Researchers are developing biodegradable polymers derived from microbes that feed on seaweed. More importantly, it produces no hazardous waste and may be recycled into organic waste. According to the UN, plastic accounts for up to 90% of all toxins in our oceans; nevertheless, there are few counterparts, or environmentally appropriate substitutes for the substance.
“Plastics take so many years to disintegrate,” said Alexander Golberg of Tel Aviv University in Israel. As a result, packaging, bags, and bottles create plastic ‘continents’ inside the waters, endangering creatures and polluting the environment. Furthermore, plastic is made from petroleum materials, which are processed in a way that produces chemical pollutants as a consequence.”
“Our innovative technology generates ‘plastic’ from marine microorganisms that completely reprocess into organic trash,” he added. The researchers cultivated bacteria that feed on seaweed to make PHA, a bioplastic polymer (polyhydroxyalkanoate).
“Our raw material was multicellular seaweed farmed in the sea,” Golberg explained, “which was devoured by single-celled microbes that also breed in extremely salty water and form a polymer that can be used to make bioplastic.”

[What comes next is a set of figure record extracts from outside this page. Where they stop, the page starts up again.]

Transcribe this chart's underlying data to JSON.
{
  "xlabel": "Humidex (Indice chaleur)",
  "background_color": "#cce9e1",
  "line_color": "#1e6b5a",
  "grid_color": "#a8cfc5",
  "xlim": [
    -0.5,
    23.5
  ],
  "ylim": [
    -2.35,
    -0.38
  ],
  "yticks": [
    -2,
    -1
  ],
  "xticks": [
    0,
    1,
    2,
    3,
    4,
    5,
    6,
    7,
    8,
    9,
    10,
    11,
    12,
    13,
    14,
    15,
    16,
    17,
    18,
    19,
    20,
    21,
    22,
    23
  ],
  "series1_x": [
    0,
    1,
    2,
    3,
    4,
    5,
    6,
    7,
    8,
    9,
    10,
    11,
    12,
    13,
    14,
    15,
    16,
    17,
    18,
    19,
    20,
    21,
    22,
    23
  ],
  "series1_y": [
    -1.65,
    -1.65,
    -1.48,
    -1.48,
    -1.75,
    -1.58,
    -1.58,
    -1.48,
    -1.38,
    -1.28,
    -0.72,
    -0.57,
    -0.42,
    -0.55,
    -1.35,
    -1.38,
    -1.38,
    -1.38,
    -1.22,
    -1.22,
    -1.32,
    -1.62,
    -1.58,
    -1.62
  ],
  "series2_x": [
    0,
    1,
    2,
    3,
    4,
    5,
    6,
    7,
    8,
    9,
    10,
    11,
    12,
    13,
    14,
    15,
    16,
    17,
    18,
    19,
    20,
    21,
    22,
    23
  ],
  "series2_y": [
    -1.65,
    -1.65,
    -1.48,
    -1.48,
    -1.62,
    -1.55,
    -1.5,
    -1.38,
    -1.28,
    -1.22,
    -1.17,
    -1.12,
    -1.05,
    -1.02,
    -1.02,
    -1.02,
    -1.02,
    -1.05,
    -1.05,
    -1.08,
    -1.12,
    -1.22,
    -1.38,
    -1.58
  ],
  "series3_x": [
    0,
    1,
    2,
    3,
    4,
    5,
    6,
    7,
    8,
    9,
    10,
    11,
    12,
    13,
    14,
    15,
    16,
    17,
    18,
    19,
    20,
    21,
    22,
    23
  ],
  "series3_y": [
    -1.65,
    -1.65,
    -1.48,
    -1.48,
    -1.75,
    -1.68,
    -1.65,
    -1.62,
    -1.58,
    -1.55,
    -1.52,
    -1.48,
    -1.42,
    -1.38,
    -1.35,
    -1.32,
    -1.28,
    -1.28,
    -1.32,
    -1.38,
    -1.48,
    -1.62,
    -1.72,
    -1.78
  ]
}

“There are existing units that make this type of bioplastic in marketable quantities,” he continued, “but they use plants that require fresh water and agricultural land.” The method we propose will allow nations with a scarcity of fresh water, such as China, India, and Israel, to transition from petroleum-derived plastics to biodegradable plastics.” Scientists may be able to change the world’s attempts to clean the oceans without affecting agricultural land or requiring the use of fresh water.
Similarly, the US Department of Energy recently awarded a $2 million grant to a team of UC San Diego biologists to explore plastic polymers made from algae that disintegrate faster than traditional plastics. The prize is a portion of a $80 million award scheme from the DOE Bioenergy Technologies Office to fund a total of three dozen bioenergy research and development initiatives.